REPUBLIC SENGA: How to redeem yourself if your wife catches you cheating

Own up to it

Denying that you strayed from your relationship will only make your partner angrier and more frustrated, so be a grown-up and tell the truth if you’ve been caught cheating. If she has learned what has happened, there is no point in lying about it.

If anyone wants to be with you, decide on your own.

It’s up to you whether you want to repair the relationship or not, so do not let your squad or parents make the decision. Only you know what’s best for yourself and what will work going forward after you’ve been caught cheating.

Pursue counseling

Don’t dismiss seeing a therapist: It’s totally normal to seek professional help from an objective, nonjudgmental, third party if you’ve been caught cheating. While, of course, the counseling may have been more beneficial before you cheated, doing so now will give you understanding and insight into what happened and why it occurred.

Hide the evidence

That means you should throw away or destroy sexts, voicemails, receipts, or anything else related to the affair because your partner doesn’t need to know all the details of what went on. It will only make her feel worse.

Don’t involve the kids

If you have kids and you’ve been caught cheating, keep the situation between you and your partner. Your kids shouldn’t feel like they must choose between the two of you, because no matter how old they may be, their role isn’t to be your therapist.

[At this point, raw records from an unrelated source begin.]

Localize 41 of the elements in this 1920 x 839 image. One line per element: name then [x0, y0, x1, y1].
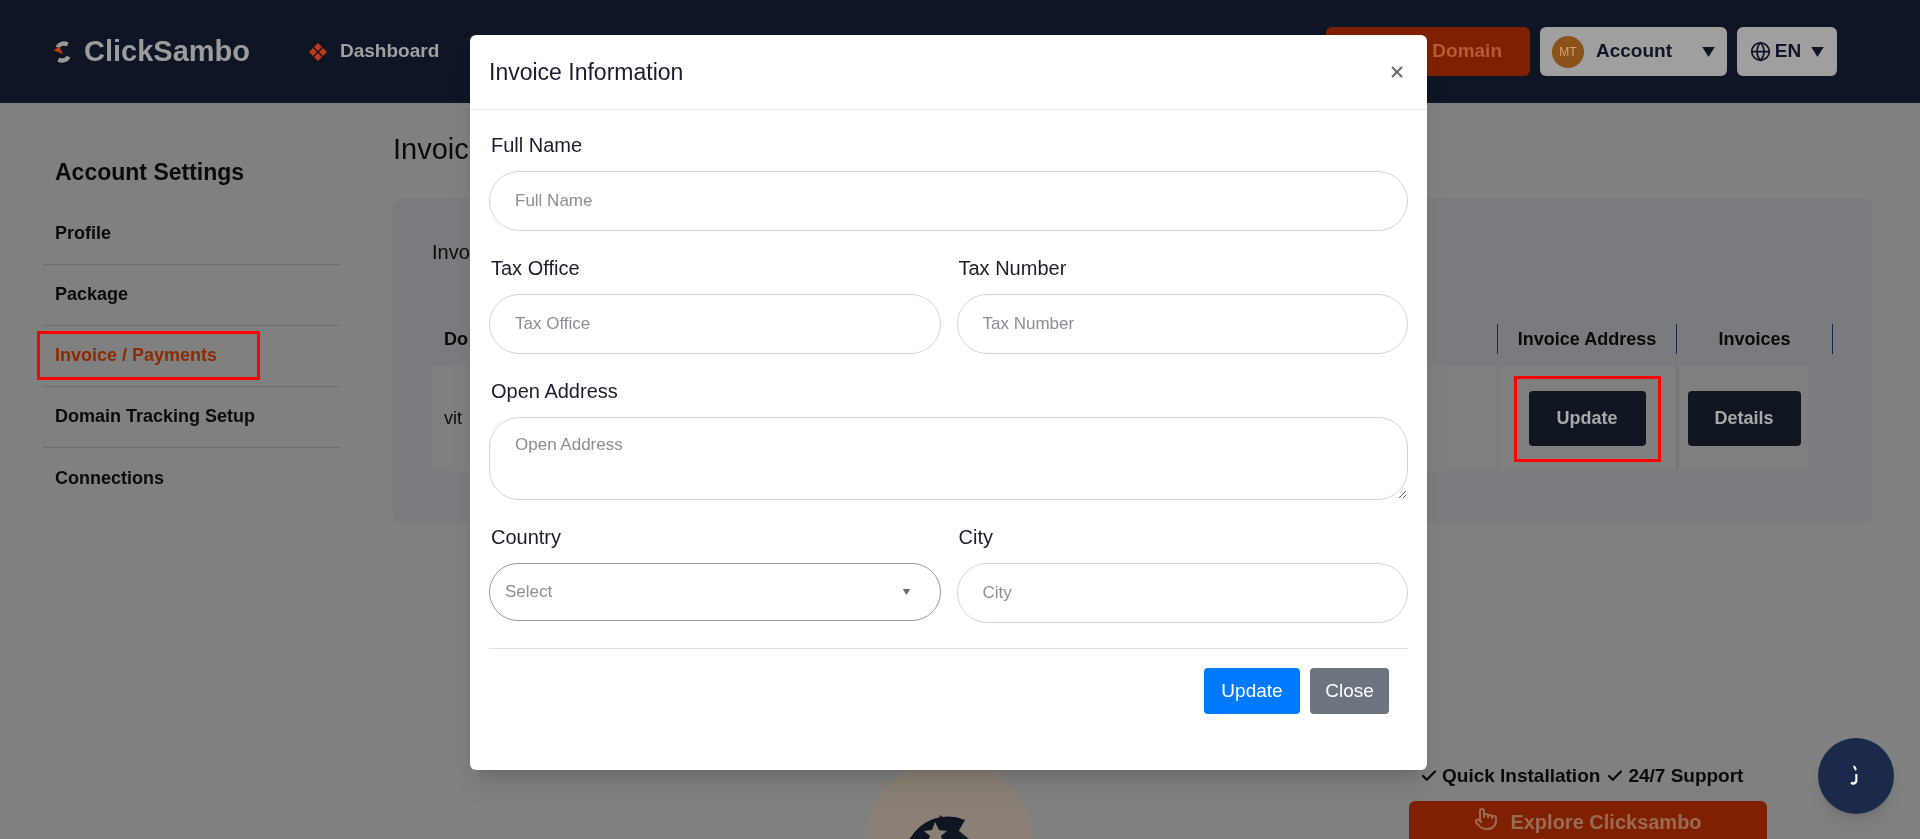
text-field[interactable]: Tax Office	[489, 294, 941, 354]
account-button[interactable]: MT Account	[1540, 27, 1727, 76]
column-header: Do	[444, 328, 468, 349]
field-label: Country	[491, 526, 562, 548]
sidebar-item[interactable]: Profile	[43, 220, 111, 247]
caret-icon	[901, 589, 911, 595]
feature-text: 24/7 Support	[1628, 764, 1744, 788]
field-label: Tax Office	[491, 257, 580, 279]
select-field[interactable]: Select	[489, 563, 941, 621]
update-button[interactable]: Update	[1204, 668, 1300, 714]
grid-icon	[308, 41, 328, 62]
language-button[interactable]: EN	[1737, 27, 1837, 76]
pointer-icon	[1474, 806, 1499, 831]
caret-icon	[1702, 46, 1715, 57]
field-label: Full Name	[491, 134, 583, 156]
text-area[interactable]: Open Address	[489, 417, 1408, 500]
field-label: City	[958, 526, 993, 548]
field-label: Open Address	[491, 380, 618, 402]
column-header: Invoice Address	[1497, 324, 1676, 354]
column-header: Invoices	[1676, 324, 1833, 354]
card-title: Invo	[432, 241, 470, 263]
close-button[interactable]: Close	[1310, 668, 1389, 714]
caret-icon	[1811, 46, 1825, 57]
text-field[interactable]: Tax Number	[956, 294, 1408, 354]
update-button[interactable]: Update	[1528, 391, 1646, 446]
page-title: Invoic	[393, 133, 469, 165]
details-button[interactable]: Details	[1687, 391, 1801, 446]
sidebar-item[interactable]: Package	[43, 281, 129, 308]
table-cell: vit	[444, 408, 462, 428]
logo-text: ClickSambo	[84, 33, 250, 69]
field-label: Tax Number	[958, 257, 1067, 279]
globe-icon	[1749, 41, 1771, 62]
dialog-title: Invoice Information	[489, 57, 684, 87]
text-field[interactable]: City	[956, 563, 1408, 623]
sidebar-item[interactable]: Connections	[43, 464, 164, 492]
feature-text: Quick Installation	[1442, 764, 1601, 788]
sidebar-title: Account Settings	[54, 158, 246, 187]
sidebar-item[interactable]: Domain Tracking Setup	[43, 403, 256, 430]
avatar: MT	[1552, 35, 1584, 68]
nav-link[interactable]: Dashboard	[308, 37, 440, 66]
text-field[interactable]: Full Name	[489, 171, 1408, 231]
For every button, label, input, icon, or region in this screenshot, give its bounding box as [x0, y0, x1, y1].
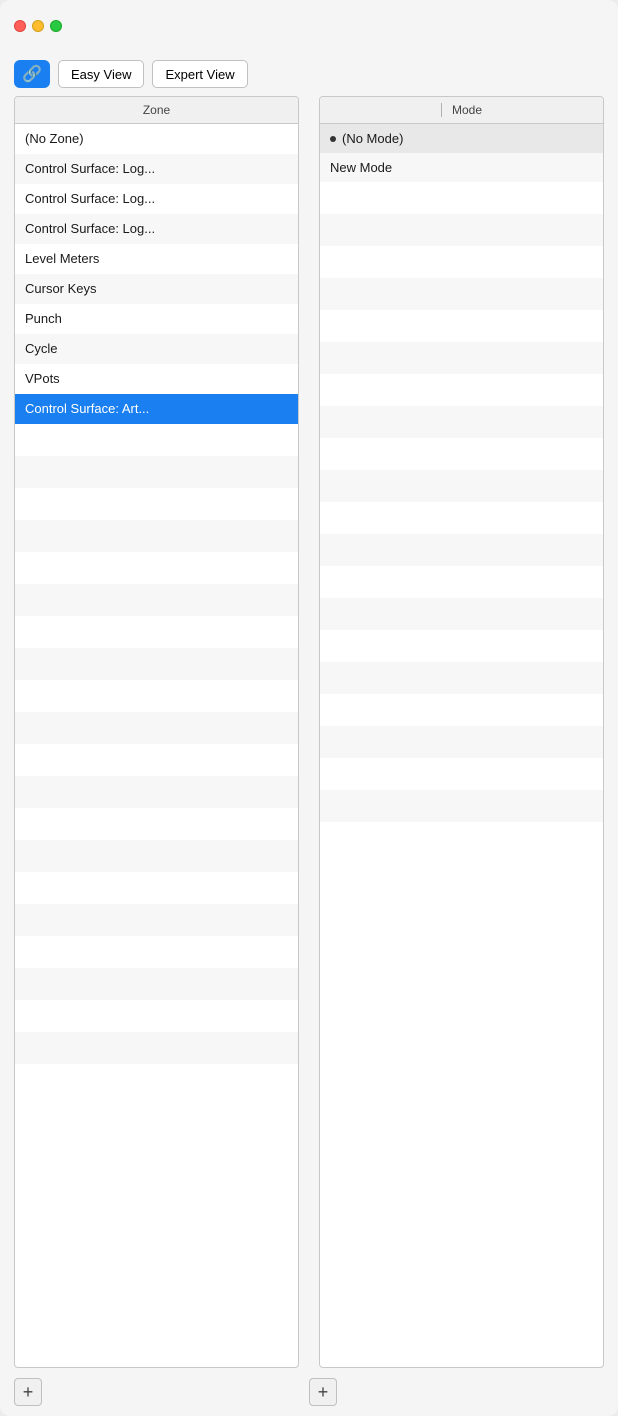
empty-row: [320, 502, 603, 534]
add-zone-button[interactable]: +: [14, 1378, 42, 1406]
list-item-selected[interactable]: Control Surface: Art...: [15, 394, 298, 424]
empty-row: [320, 310, 603, 342]
empty-row: [15, 776, 298, 808]
list-item[interactable]: Level Meters: [15, 244, 298, 274]
link-button[interactable]: 🔗: [14, 60, 50, 88]
empty-row: [15, 488, 298, 520]
mode-item-label: New Mode: [330, 160, 392, 175]
zone-panel: Zone (No Zone) Control Surface: Log... C…: [14, 96, 299, 1368]
mode-panel-header: Mode: [320, 97, 603, 124]
empty-row: [320, 214, 603, 246]
empty-row: [320, 694, 603, 726]
empty-row: [15, 808, 298, 840]
empty-row: [320, 278, 603, 310]
empty-row: [15, 1032, 298, 1064]
empty-row: [320, 470, 603, 502]
empty-row: [320, 790, 603, 822]
empty-row: [320, 566, 603, 598]
footer-right: +: [309, 1378, 604, 1406]
footer: + +: [0, 1368, 618, 1416]
empty-row: [320, 726, 603, 758]
list-item[interactable]: VPots: [15, 364, 298, 394]
panels-container: Zone (No Zone) Control Surface: Log... C…: [14, 96, 604, 1368]
empty-row: [15, 520, 298, 552]
link-icon: 🔗: [22, 64, 42, 84]
titlebar: [0, 0, 618, 52]
empty-row: [15, 616, 298, 648]
mode-list[interactable]: (No Mode) New Mode: [320, 124, 603, 1367]
expert-view-button[interactable]: Expert View: [152, 60, 247, 88]
list-item[interactable]: Cycle: [15, 334, 298, 364]
add-mode-button[interactable]: +: [309, 1378, 337, 1406]
mode-dot-icon: [330, 136, 336, 142]
empty-row: [320, 406, 603, 438]
empty-row: [320, 598, 603, 630]
main-window: 🔗 Easy View Expert View Zone (No Zone) C…: [0, 0, 618, 1416]
empty-row: [320, 374, 603, 406]
empty-row: [15, 584, 298, 616]
zone-panel-header: Zone: [15, 97, 298, 124]
close-button[interactable]: [14, 20, 26, 32]
empty-row: [15, 968, 298, 1000]
empty-row: [15, 904, 298, 936]
toolbar: 🔗 Easy View Expert View: [0, 52, 618, 96]
empty-row: [320, 246, 603, 278]
mode-item-no-mode[interactable]: (No Mode): [320, 124, 603, 153]
empty-row: [15, 872, 298, 904]
minimize-button[interactable]: [32, 20, 44, 32]
mode-item-new-mode[interactable]: New Mode: [320, 153, 603, 182]
traffic-lights: [14, 20, 62, 32]
list-item[interactable]: Control Surface: Log...: [15, 154, 298, 184]
empty-row: [15, 840, 298, 872]
zone-list[interactable]: (No Zone) Control Surface: Log... Contro…: [15, 124, 298, 1367]
empty-row: [15, 424, 298, 456]
empty-row: [15, 1000, 298, 1032]
footer-left: +: [14, 1378, 309, 1406]
empty-row: [320, 182, 603, 214]
empty-row: [320, 438, 603, 470]
empty-row: [15, 680, 298, 712]
empty-row: [15, 712, 298, 744]
list-item[interactable]: (No Zone): [15, 124, 298, 154]
empty-row: [15, 744, 298, 776]
easy-view-button[interactable]: Easy View: [58, 60, 144, 88]
list-item[interactable]: Control Surface: Log...: [15, 214, 298, 244]
mode-item-label: (No Mode): [342, 131, 403, 146]
empty-row: [320, 342, 603, 374]
empty-row: [320, 758, 603, 790]
empty-row: [320, 534, 603, 566]
empty-row: [15, 936, 298, 968]
list-item[interactable]: Punch: [15, 304, 298, 334]
empty-row: [320, 662, 603, 694]
empty-row: [15, 552, 298, 584]
maximize-button[interactable]: [50, 20, 62, 32]
content-area: Zone (No Zone) Control Surface: Log... C…: [0, 96, 618, 1368]
empty-row: [320, 630, 603, 662]
list-item[interactable]: Cursor Keys: [15, 274, 298, 304]
mode-panel: Mode (No Mode) New Mode: [319, 96, 604, 1368]
list-item[interactable]: Control Surface: Log...: [15, 184, 298, 214]
empty-row: [15, 456, 298, 488]
empty-row: [15, 648, 298, 680]
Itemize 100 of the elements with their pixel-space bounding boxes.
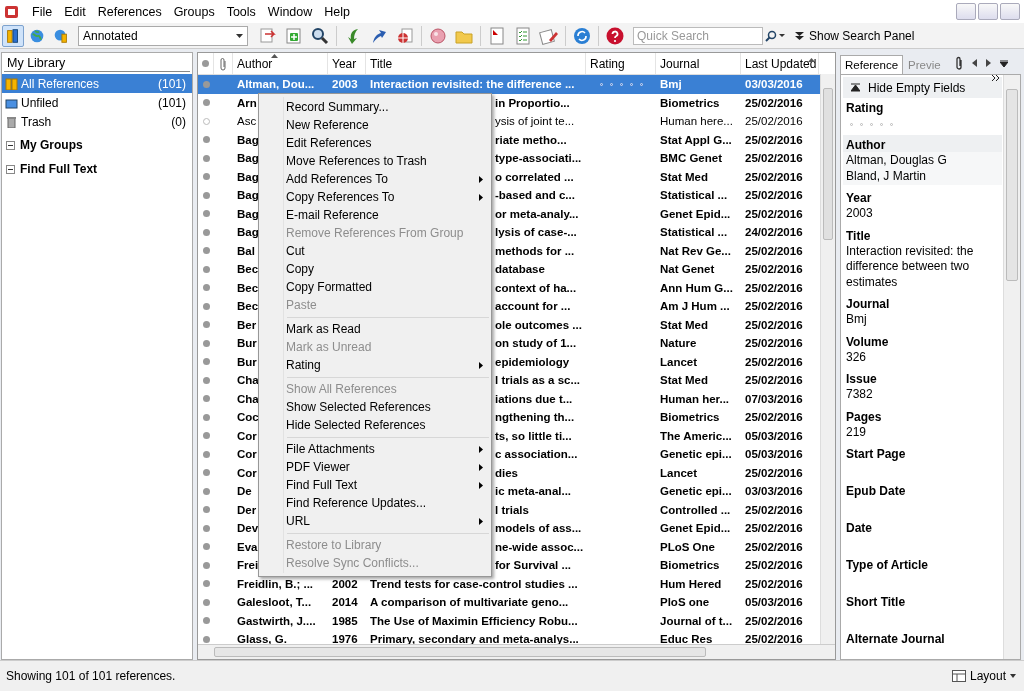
table-cell: Bec bbox=[237, 300, 259, 313]
table-cell: Eva bbox=[237, 540, 258, 553]
menu-item[interactable]: E-mail Reference bbox=[259, 206, 491, 224]
vertical-scrollbar[interactable] bbox=[820, 74, 835, 645]
magnifier-icon[interactable] bbox=[310, 25, 330, 46]
menu-item[interactable]: Groups bbox=[167, 2, 221, 21]
column-header[interactable]: Last Updated bbox=[745, 56, 817, 71]
menu-item[interactable]: New Reference bbox=[259, 116, 491, 134]
table-cell: l trials bbox=[495, 503, 529, 516]
group-header[interactable]: Find Full Text bbox=[2, 155, 192, 179]
table-cell: or meta-analy... bbox=[495, 207, 579, 220]
globe-page-icon[interactable] bbox=[395, 25, 415, 46]
menu-item[interactable]: Find Reference Updates... bbox=[259, 494, 491, 512]
expand-panel-icon[interactable] bbox=[992, 75, 1000, 81]
horizontal-scrollbar[interactable] bbox=[198, 644, 835, 659]
sort-arrow-icon bbox=[271, 54, 278, 58]
menu-item[interactable]: Record Summary... bbox=[259, 98, 491, 116]
field-value[interactable]: 7382 bbox=[846, 387, 999, 403]
field-value[interactable]: Altman, Douglas G bbox=[846, 153, 999, 169]
menu-item[interactable]: Hide Selected References bbox=[259, 416, 491, 434]
submenu-arrow-icon bbox=[479, 193, 483, 201]
tab[interactable]: Reference bbox=[840, 55, 904, 74]
field-label: Rating bbox=[846, 101, 884, 115]
menu-item[interactable]: Mark as Read bbox=[259, 320, 491, 338]
read-status-icon bbox=[202, 210, 210, 218]
caret-icon[interactable] bbox=[236, 33, 243, 38]
add-page-icon[interactable] bbox=[284, 25, 304, 46]
menu-item[interactable]: Rating bbox=[259, 356, 491, 374]
checklist-icon[interactable] bbox=[513, 25, 533, 46]
folder-icon bbox=[5, 96, 18, 109]
menu-item[interactable]: References bbox=[91, 2, 168, 21]
table-cell: 25/02/2016 bbox=[745, 503, 803, 516]
table-cell: Genet Epid... bbox=[660, 207, 731, 220]
menu-item[interactable]: Edit bbox=[58, 2, 92, 21]
next-icon[interactable] bbox=[985, 59, 991, 67]
caret-icon[interactable] bbox=[779, 34, 785, 37]
show-search-panel-button[interactable]: Show Search Panel bbox=[793, 26, 917, 45]
table-cell: iations due t... bbox=[495, 392, 573, 405]
table-cell: type-associati... bbox=[495, 152, 582, 165]
page-arrow-icon[interactable] bbox=[258, 25, 278, 46]
column-header[interactable]: Rating bbox=[590, 56, 625, 71]
menu-item[interactable]: Tools bbox=[220, 2, 262, 21]
table-cell: Altman, Dou... bbox=[237, 78, 315, 91]
menu-item[interactable]: Copy Formatted bbox=[259, 278, 491, 296]
search-field[interactable]: Quick Search bbox=[633, 26, 763, 45]
help-icon[interactable] bbox=[605, 25, 625, 46]
style-dropdown[interactable]: Annotated bbox=[78, 25, 248, 46]
column-header[interactable]: Journal bbox=[660, 56, 700, 71]
menu-item[interactable]: File bbox=[26, 2, 59, 21]
menu-item[interactable]: Add References To bbox=[259, 170, 491, 188]
field-value[interactable]: 326 bbox=[846, 349, 999, 365]
column-header[interactable]: Author bbox=[237, 56, 273, 71]
menu-item[interactable]: PDF Viewer bbox=[259, 458, 491, 476]
sidebar-item[interactable]: All References (101) bbox=[2, 74, 192, 93]
paperclip-icon[interactable] bbox=[954, 56, 963, 70]
vertical-scrollbar[interactable] bbox=[1003, 75, 1020, 659]
hide-empty-fields-button[interactable]: Hide Empty Fields bbox=[843, 77, 1002, 98]
group-header[interactable]: My Groups bbox=[2, 131, 192, 155]
menu-item[interactable]: File Attachments bbox=[259, 440, 491, 458]
field-value[interactable]: Bland, J Martin bbox=[846, 168, 999, 184]
menu-item[interactable]: Window bbox=[261, 2, 319, 21]
menu-item[interactable]: Show Selected References bbox=[259, 398, 491, 416]
pdf-page-icon[interactable] bbox=[487, 25, 507, 46]
menu-item[interactable]: URL bbox=[259, 512, 491, 530]
table-cell: Ber bbox=[237, 318, 257, 331]
dropdown-icon[interactable] bbox=[999, 59, 1008, 67]
read-status-icon bbox=[202, 487, 210, 495]
menu-item[interactable]: Copy References To bbox=[259, 188, 491, 206]
field-value[interactable]: Bmj bbox=[846, 312, 999, 328]
menu-item[interactable]: Cut bbox=[259, 242, 491, 260]
menu-item[interactable]: Edit References bbox=[259, 134, 491, 152]
layout-button[interactable]: Layout bbox=[949, 667, 1018, 685]
table-cell: 2002 bbox=[332, 577, 358, 590]
field-value[interactable]: Interaction revisited: the difference between two estimates bbox=[846, 243, 999, 290]
app-logo[interactable] bbox=[4, 3, 20, 20]
collapse-icon[interactable] bbox=[6, 164, 15, 174]
table-cell: Educ Res bbox=[660, 633, 713, 646]
menu-item[interactable]: Find Full Text bbox=[259, 476, 491, 494]
read-status-icon bbox=[202, 580, 210, 588]
column-header[interactable]: Title bbox=[370, 56, 393, 71]
field-value[interactable]: 2003 bbox=[846, 206, 999, 222]
previous-icon[interactable] bbox=[971, 59, 977, 67]
sidebar-item[interactable]: Trash (0) bbox=[2, 112, 192, 131]
menu-item[interactable]: Move References to Trash bbox=[259, 152, 491, 170]
table-cell: Bag bbox=[237, 170, 259, 183]
field-value[interactable]: 219 bbox=[846, 424, 999, 440]
table-cell: ne-wide assoc... bbox=[495, 540, 584, 553]
table-cell: Bmj bbox=[660, 78, 682, 91]
column-header[interactable]: Year bbox=[332, 56, 357, 71]
collapse-icon[interactable] bbox=[6, 140, 15, 150]
menu-item[interactable]: Help bbox=[318, 2, 356, 21]
menu-item[interactable]: Copy bbox=[259, 260, 491, 278]
search-icon[interactable] bbox=[765, 29, 777, 42]
sync-icon[interactable] bbox=[572, 25, 592, 46]
sidebar-item[interactable]: Unfiled (101) bbox=[2, 93, 192, 112]
table-cell: database bbox=[495, 263, 545, 276]
table-cell: 25/02/2016 bbox=[745, 577, 803, 590]
table-cell: The Use of Maximin Efficiency Robu... bbox=[370, 614, 578, 627]
read-status-icon bbox=[202, 413, 210, 421]
sphere-icon[interactable] bbox=[428, 25, 448, 46]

Don’t try to go back to how things were

Something needs to change for you and your partner to move forward; how things were obviously wasn’t working, otherwise, you wouldn’t have been caught cheating.

Don’t blame your partner

No one likes to be blamed for something and she will only get defensive if you do blame her. You made the conscious decision to cheat. Therefore, you’re 100 percent to blame.

Take ownership of what you did and apologize for your actions. 

Don’t rush the process

As you try to figure out what to do next, take your time. Don’t pressure yourself to decide quickly about what to do. And don’t urge your partner to forgive you immediately.

Don’t involve family and friends

Yes, you may want to tell your fam and BFFs what’s happening, but if you do, be prepared to field everyone’s opinions—including ones that you may not want to hear. Loved ones may be devastated that you were caught cheating and turn their backs on you, they may lay on the guilt, and they could make you feel even worse. Consider keeping things between the two of you.

Don’t assume the relationship is doomed

It’s not a given that your relationship is kaput, even if you’ve been caught cheating. Assume that you will stay together—as long as you’re willing to put in the effort to repair your relationship. You can correct them, making your relationship better in the long run.